A key to Tolstoy’s vision is that idea that bureaucracy is the engine of evil because it shields us from individual responsibility and prevents us from seeing the truth about how we should live. In his time and place it was clear and visible that the rules of society were greatly skewed in favor of the upper classes, who lived off the labor of the much larger peasant class. He himself witnessed plenty of peasants being disciplined and executed publicly. In the United States and other western nations this sort of thing is not as visible, but to the extent that our clothing, food, and luxury items come to us at the cost of near slave labor somewhere far away, it is not such a different scenario. I have read that the working condition in Chinese iPhone factories are so horrible that workers have committed suicide. I want to believe that they have improved working conditions since then. I want to believe that most of the workers are happy and would be worse off if they did not have those factory jobs. Because I want to keep my iPhone.

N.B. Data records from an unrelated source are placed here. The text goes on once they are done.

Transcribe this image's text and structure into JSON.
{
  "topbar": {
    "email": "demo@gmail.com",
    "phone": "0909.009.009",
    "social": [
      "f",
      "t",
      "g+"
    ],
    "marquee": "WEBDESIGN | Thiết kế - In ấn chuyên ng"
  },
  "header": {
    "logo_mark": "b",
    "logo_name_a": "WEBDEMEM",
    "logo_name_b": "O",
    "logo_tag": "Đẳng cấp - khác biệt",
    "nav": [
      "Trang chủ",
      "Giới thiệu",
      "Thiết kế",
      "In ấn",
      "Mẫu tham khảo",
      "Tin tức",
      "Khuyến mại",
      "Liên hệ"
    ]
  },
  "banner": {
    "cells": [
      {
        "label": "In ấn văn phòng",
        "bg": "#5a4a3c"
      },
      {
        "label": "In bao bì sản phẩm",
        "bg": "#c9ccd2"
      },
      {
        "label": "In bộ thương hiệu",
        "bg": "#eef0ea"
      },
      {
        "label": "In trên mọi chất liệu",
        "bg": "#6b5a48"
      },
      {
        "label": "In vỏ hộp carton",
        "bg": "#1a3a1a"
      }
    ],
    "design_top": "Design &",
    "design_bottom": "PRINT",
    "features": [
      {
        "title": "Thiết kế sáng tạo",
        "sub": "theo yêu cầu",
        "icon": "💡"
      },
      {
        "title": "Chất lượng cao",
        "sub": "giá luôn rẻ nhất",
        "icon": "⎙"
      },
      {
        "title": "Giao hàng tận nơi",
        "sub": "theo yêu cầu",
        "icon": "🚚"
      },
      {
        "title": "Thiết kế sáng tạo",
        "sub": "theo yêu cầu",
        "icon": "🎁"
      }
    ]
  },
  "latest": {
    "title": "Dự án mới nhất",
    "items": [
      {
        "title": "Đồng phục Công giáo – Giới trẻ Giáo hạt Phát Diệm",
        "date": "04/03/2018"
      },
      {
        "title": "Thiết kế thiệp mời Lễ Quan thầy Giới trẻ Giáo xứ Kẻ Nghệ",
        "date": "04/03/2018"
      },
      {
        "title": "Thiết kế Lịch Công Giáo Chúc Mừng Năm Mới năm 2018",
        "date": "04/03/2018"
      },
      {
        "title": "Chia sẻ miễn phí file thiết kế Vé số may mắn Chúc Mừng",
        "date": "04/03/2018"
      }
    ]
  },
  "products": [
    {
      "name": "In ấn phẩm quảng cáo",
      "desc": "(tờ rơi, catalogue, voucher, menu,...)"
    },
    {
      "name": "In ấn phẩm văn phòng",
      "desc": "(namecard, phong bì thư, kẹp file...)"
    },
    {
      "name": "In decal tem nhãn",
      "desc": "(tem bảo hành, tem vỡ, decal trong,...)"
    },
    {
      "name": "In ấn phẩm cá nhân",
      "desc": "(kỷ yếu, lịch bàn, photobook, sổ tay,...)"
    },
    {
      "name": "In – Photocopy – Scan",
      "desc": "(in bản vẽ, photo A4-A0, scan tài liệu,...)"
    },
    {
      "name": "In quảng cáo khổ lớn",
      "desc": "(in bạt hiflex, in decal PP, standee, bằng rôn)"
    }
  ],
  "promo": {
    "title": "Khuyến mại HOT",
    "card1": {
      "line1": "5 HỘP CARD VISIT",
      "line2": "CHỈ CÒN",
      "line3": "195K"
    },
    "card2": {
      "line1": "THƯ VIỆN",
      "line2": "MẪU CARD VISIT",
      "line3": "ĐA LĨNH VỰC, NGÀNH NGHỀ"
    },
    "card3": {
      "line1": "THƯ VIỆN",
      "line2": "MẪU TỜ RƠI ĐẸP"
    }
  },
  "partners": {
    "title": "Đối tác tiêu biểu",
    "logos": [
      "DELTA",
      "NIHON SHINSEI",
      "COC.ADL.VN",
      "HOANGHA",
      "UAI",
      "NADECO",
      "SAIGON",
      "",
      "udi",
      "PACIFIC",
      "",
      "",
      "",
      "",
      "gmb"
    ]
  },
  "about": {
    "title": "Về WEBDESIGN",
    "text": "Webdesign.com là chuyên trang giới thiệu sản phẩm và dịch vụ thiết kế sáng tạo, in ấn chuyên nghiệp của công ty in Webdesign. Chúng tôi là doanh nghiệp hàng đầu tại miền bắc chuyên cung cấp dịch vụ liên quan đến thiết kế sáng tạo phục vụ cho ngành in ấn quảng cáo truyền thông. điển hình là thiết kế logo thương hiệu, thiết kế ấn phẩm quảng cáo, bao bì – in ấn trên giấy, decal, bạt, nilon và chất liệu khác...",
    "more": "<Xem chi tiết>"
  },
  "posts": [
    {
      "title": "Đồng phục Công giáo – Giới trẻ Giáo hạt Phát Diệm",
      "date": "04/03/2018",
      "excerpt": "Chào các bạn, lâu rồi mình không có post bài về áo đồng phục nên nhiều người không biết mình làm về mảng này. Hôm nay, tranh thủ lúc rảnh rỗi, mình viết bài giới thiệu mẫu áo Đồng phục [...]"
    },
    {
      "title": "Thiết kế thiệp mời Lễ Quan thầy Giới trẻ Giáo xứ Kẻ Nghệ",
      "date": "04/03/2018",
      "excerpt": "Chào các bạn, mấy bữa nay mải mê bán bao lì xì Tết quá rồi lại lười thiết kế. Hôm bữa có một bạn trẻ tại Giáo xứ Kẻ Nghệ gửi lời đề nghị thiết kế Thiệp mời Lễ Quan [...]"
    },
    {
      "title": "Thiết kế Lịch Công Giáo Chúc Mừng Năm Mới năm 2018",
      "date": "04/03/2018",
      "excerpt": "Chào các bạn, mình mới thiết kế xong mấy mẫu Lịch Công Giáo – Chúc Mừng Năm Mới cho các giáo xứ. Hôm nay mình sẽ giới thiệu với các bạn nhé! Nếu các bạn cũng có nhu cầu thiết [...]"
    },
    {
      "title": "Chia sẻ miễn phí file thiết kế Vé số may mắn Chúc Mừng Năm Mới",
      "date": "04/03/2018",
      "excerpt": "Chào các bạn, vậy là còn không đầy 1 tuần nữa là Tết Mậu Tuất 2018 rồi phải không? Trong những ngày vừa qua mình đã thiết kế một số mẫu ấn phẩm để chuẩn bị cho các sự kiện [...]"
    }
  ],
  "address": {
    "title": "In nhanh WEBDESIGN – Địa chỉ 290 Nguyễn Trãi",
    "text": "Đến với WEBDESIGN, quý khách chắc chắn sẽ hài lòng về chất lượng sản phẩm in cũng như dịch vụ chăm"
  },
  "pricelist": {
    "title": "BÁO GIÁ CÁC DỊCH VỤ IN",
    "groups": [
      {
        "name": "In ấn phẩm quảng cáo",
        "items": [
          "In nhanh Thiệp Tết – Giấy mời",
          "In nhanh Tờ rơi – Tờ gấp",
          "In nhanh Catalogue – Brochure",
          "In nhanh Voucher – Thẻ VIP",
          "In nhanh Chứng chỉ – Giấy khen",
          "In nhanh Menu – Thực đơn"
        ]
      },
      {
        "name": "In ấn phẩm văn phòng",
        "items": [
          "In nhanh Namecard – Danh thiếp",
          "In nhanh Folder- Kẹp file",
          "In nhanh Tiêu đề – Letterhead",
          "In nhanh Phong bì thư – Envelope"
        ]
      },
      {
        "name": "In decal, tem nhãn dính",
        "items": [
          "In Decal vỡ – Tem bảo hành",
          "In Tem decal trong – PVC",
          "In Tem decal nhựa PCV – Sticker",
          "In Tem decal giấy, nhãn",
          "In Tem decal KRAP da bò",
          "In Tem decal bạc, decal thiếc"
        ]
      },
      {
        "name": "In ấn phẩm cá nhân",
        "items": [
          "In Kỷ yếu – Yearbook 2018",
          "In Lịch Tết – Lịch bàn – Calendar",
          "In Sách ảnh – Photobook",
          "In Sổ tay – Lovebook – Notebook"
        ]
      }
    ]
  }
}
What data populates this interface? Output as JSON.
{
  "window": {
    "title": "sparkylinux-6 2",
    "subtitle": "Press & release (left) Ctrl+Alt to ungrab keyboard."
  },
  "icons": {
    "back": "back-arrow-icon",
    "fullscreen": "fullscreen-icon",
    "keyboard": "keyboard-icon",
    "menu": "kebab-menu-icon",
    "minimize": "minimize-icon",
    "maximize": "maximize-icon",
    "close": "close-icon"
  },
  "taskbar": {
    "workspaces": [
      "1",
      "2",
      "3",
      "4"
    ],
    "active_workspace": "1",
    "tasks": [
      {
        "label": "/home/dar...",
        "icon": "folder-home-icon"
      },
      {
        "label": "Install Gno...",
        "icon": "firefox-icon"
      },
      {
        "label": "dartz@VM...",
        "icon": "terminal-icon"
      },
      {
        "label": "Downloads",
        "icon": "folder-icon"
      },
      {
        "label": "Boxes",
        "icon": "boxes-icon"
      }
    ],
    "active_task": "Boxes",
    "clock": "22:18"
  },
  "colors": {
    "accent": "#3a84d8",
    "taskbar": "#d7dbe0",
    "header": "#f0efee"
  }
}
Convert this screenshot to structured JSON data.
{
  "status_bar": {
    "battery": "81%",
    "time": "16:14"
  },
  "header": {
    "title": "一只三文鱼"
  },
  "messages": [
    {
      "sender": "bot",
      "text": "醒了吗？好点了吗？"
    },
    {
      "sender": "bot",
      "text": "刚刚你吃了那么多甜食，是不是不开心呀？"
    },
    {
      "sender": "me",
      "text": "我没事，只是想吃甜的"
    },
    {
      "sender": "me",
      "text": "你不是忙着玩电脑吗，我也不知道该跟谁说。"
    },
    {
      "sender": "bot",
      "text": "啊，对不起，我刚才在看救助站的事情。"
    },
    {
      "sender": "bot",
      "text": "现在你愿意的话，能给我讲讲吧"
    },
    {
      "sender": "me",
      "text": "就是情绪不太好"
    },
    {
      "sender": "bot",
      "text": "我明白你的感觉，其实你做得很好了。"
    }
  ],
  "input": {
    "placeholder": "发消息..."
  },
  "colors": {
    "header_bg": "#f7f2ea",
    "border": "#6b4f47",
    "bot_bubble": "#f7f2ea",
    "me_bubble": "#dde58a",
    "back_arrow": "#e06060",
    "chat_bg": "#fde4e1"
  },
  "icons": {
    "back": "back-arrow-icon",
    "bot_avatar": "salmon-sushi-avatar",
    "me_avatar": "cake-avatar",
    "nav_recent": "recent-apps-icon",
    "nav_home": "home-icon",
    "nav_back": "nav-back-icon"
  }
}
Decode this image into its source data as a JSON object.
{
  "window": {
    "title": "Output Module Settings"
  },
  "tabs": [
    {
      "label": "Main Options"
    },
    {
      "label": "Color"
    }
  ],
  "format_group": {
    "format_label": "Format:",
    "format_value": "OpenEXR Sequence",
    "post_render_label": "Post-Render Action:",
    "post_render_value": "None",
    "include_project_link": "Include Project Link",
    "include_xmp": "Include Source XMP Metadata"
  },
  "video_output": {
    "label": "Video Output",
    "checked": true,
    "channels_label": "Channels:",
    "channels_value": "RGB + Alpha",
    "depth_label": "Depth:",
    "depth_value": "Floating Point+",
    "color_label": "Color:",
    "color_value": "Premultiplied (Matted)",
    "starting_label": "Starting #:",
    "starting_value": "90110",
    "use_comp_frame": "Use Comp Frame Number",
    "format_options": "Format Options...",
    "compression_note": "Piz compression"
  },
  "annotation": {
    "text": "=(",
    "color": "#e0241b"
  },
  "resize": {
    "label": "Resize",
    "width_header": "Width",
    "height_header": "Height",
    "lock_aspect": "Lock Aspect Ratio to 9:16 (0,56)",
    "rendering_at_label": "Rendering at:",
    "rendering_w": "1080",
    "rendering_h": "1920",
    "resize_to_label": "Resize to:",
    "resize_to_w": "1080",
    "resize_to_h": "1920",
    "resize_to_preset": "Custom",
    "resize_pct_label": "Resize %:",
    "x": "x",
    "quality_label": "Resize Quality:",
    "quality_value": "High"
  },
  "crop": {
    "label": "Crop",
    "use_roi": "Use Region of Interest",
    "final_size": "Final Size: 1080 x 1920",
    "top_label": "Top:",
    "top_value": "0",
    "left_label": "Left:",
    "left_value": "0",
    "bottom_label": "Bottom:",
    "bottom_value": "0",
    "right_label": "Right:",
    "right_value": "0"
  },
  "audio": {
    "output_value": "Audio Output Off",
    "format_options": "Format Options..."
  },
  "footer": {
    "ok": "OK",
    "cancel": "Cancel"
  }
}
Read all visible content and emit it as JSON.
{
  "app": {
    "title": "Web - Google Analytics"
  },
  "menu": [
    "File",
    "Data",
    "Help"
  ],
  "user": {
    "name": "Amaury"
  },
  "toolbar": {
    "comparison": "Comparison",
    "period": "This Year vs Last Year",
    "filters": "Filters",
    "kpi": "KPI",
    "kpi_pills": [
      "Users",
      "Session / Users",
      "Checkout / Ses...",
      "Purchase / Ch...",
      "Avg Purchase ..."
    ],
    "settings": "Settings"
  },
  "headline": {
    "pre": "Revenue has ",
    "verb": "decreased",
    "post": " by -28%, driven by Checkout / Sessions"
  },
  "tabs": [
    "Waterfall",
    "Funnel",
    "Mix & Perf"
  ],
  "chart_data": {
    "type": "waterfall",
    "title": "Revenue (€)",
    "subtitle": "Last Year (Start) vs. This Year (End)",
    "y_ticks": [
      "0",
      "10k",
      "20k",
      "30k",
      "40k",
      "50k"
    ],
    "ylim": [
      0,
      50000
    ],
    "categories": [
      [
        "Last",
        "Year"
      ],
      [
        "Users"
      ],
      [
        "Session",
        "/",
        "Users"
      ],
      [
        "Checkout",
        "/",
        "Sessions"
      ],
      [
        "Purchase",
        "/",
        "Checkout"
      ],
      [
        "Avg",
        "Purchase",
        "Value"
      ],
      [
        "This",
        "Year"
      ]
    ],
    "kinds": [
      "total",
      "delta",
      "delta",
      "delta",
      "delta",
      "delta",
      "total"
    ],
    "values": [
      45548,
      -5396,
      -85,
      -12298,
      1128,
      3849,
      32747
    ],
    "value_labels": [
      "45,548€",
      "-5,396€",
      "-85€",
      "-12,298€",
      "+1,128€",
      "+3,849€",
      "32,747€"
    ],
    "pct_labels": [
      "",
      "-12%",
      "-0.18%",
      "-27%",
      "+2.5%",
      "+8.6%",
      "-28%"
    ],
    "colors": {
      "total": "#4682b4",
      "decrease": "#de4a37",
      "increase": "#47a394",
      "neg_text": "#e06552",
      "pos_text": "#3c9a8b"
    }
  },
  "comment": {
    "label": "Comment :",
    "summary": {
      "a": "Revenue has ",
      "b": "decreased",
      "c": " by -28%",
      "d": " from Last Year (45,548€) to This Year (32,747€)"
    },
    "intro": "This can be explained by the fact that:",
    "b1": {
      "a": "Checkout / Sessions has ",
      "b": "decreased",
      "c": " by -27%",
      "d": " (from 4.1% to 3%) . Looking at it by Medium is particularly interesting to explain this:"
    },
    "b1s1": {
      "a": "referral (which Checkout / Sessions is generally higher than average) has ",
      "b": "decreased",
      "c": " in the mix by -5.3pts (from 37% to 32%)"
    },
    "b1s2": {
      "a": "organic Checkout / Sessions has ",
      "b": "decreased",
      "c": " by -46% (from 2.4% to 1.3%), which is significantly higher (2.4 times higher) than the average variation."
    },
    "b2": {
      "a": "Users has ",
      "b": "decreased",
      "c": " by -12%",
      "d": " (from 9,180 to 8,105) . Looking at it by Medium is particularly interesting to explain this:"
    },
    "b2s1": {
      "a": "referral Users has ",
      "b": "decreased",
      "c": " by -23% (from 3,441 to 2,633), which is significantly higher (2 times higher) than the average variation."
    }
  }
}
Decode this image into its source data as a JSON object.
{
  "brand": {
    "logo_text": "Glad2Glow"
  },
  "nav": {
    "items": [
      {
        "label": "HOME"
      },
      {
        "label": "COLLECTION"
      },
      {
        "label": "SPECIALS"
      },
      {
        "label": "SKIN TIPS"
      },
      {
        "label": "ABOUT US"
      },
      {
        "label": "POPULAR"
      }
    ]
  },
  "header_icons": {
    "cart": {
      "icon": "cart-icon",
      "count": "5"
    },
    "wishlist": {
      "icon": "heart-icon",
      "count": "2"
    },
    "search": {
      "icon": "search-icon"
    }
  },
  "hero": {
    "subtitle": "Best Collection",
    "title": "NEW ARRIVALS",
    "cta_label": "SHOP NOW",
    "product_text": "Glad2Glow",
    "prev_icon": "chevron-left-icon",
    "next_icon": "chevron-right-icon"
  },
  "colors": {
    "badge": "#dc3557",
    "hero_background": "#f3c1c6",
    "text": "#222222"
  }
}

I have to ask myself some uncomfortable questions: If something is wrong for one person to do, does it become right if a whole community does it together? Is killing a man okay if the there is a chain of laws and procedures that occur before ending his life? Is it okay to benefit from someone else’s misery if there is a chain of events and lots of miles between me and the miserable person? Can you think of anything we are willing to do in the name of the collective through the mechanisms of bureaucracy that we would not choose to do as individuals?